Il Ministero ha pubblicato a novembre del 2018 delle simulazioni ufficiali utili per esercitarsi e che noi abbiamo scelto di far svolgere a uno dei nostri tutor. Di seguito trovate la traccia svolta.

Simulazione prima prova maturità

La simulazione della traccia dell'analisi e interpretazione di un testo letterario italiano si basa su un brano tratto da Giovanni Commisso, Mio sodalizio con De Pisis. Gli studenti, dopo aver letto e compreso il brano proposto, devono produrre una sintesi in cui risultino evidenti i passaggi nella condizione esistenziale dell'autore. La seconda parte della traccia riguarda l'analisi del testo (i maturandi devono rispondere a 4 domande) mentre la terza parte è dedicata al contesto storico politico e artistico letterario di riferimento.

Comprensione del testo

Dopo aver letto con attenzione il brano elabora un testo sintetico in cui risultino evidenti i passaggi nella condizione esistenziale dell’Autore.

Il brano di Giovanni Comisso è una pagina di memoriale in cui l’autore racconta le sue difficoltà di giovane ex soldato che aspira a studiare e a diventare un intellettuale all’indomani del primo conflitto mondiale.
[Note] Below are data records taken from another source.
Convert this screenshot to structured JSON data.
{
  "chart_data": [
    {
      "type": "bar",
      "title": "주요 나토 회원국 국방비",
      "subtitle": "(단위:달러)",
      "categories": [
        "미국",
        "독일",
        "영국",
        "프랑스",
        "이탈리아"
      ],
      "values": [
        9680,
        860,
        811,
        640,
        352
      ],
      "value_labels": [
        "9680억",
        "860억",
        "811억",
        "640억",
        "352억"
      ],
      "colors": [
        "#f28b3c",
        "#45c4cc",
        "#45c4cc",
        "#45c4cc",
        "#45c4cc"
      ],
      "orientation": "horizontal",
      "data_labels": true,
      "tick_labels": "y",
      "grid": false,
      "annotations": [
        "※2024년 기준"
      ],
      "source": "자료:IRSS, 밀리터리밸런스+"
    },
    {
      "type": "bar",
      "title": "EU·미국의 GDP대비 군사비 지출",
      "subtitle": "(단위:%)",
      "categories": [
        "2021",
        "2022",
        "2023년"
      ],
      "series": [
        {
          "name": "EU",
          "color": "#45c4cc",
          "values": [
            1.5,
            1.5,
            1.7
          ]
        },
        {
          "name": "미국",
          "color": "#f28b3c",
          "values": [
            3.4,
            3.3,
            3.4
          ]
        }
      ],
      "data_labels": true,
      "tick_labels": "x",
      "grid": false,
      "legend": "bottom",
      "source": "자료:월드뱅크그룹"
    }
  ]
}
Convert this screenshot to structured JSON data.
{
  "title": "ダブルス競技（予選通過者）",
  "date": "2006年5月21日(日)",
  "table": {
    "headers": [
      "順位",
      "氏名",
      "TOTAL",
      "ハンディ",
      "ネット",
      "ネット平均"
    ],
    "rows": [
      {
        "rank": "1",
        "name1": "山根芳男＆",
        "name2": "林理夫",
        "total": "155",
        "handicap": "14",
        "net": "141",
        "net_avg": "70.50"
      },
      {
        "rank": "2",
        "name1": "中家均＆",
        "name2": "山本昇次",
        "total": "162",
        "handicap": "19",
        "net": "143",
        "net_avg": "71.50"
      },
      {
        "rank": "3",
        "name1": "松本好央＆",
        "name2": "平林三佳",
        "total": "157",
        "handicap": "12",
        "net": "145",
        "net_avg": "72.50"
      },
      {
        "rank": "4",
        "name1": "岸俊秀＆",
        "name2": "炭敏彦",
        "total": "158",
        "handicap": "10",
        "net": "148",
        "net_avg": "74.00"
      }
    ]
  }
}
Tutto il brano, infatti, verte sulle difficoltà dell’autore nel trovare stimoli seri allo studio e sul suo incontro con importanti intellettuali e artisti italiani, tra cui Giorgio De Chirico e Filippo De Pisis.
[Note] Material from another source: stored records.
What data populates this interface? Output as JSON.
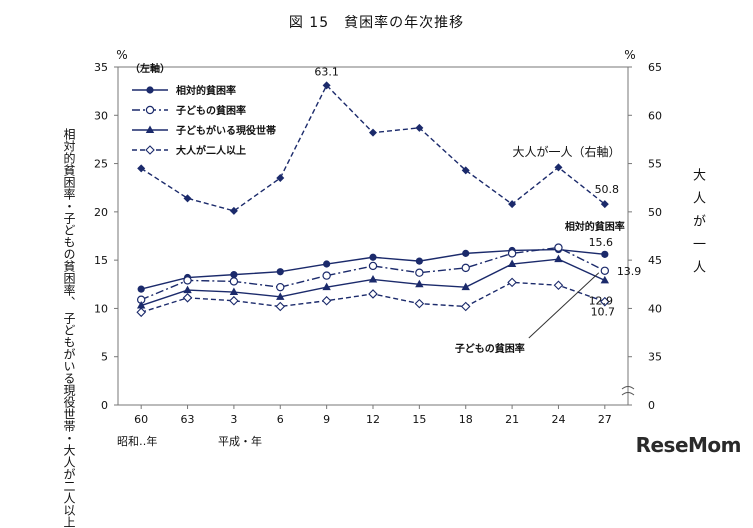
{
  "title": "図 15　貧困率の年次推移",
  "eras": [
    "昭和‥年",
    "平成・年"
  ],
  "logo": "ReseMom",
  "chart_data": {
    "type": "line",
    "x_categories": [
      "60",
      "63",
      "3",
      "6",
      "9",
      "12",
      "15",
      "18",
      "21",
      "24",
      "27"
    ],
    "left_axis": {
      "unit": "%",
      "range": [
        0,
        35
      ],
      "ticks": [
        0,
        5,
        10,
        15,
        20,
        25,
        30,
        35
      ],
      "label": "相対的貧困率・子どもの貧困率、\n子どもがいる現役世帯・大人が二人以上",
      "note": "（左軸）"
    },
    "right_axis": {
      "unit": "%",
      "ticks": [
        0,
        35,
        40,
        45,
        50,
        55,
        60,
        65
      ],
      "label": "大人が一人"
    },
    "series": [
      {
        "name": "相対的貧困率",
        "axis": "left",
        "color": "#1b2a6b",
        "style": "solid",
        "marker": "filled-circle",
        "values": [
          12.0,
          13.2,
          13.5,
          13.8,
          14.6,
          15.3,
          14.9,
          15.7,
          16.0,
          16.1,
          15.6
        ]
      },
      {
        "name": "子どもの貧困率",
        "axis": "left",
        "color": "#1b2a6b",
        "style": "dashdot",
        "marker": "open-circle",
        "values": [
          10.9,
          12.9,
          12.8,
          12.2,
          13.4,
          14.4,
          13.7,
          14.2,
          15.7,
          16.3,
          13.9
        ]
      },
      {
        "name": "子どもがいる現役世帯",
        "axis": "left",
        "color": "#1b2a6b",
        "style": "solid",
        "marker": "filled-triangle",
        "values": [
          10.3,
          11.9,
          11.7,
          11.2,
          12.2,
          13.0,
          12.5,
          12.2,
          14.6,
          15.1,
          12.9
        ]
      },
      {
        "name": "大人が二人以上",
        "axis": "left",
        "color": "#1b2a6b",
        "style": "dashed",
        "marker": "open-diamond",
        "values": [
          9.6,
          11.1,
          10.8,
          10.2,
          10.8,
          11.5,
          10.5,
          10.2,
          12.7,
          12.4,
          10.7
        ]
      },
      {
        "name": "大人が一人（右軸）",
        "axis": "right",
        "color": "#1b2a6b",
        "style": "dashed",
        "marker": "filled-diamond",
        "values": [
          54.5,
          51.4,
          50.1,
          53.5,
          63.1,
          58.2,
          58.7,
          54.3,
          50.8,
          54.6,
          50.8
        ]
      }
    ],
    "annotations": {
      "peak": "63.1",
      "single_adult": "大人が一人（右軸）",
      "single_adult_end": "50.8",
      "relative_label": "相対的貧困率",
      "relative_end": "15.6",
      "child_end": "13.9",
      "household_end": "12.9",
      "two_adult_end": "10.7",
      "child_pointer": "子どもの貧困率"
    }
  }
}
Nel 1919, cominciati gli studi universitari a Roma, Comisso, sentendosi adulto, avverte la definitiva la vocazione letteraria: vuole dare seguito alla sua prima pubblicazione poetica del 1916, apprezzata dal poeta Arturo Onofri di Roma, conosciuto nel 1918, durante la guerra. A Roma, Comisso è indolente nello studio e dà, invece, ampio sfogo alla fame di vita dei suoi vent’anni, inseguendo vaghi amori e chimere di ogni tipo.

Arturo Onofri lo introduce tra gli intellettuali che frequentano la sua casa, in particolare ad Alpinolo Porcella, definito dall’autore «artista e uomo assai curioso». Proprio dai Porcella, Comisso conosce prima il pittore Giorgio De Chirico e, in un’altra occasione, lo scrittore Filippo De Pisis. De Pisis fa grande impressione sull’autore. Questi prima guarda Comisso «acutamente per un attimo», poi comincia a parlare di tutto senza accorgersi che lo stesso sguardo gli veniva restituito dal suo interlocutore, per una misteriosa empatia. De Pisis coinvolge Comisso nel suo mondo, rivelando in ogni piega del suo discorso un forte narcisismo e un atteggiamento da professore in cattedra, come dovesse insegnare se stesso agli altri.

Analisi del testo

2.1 In quali passaggi del brano risaltano, seppure in modo non esplicito, significativi riferimenti al mondo intimo dell’autore. 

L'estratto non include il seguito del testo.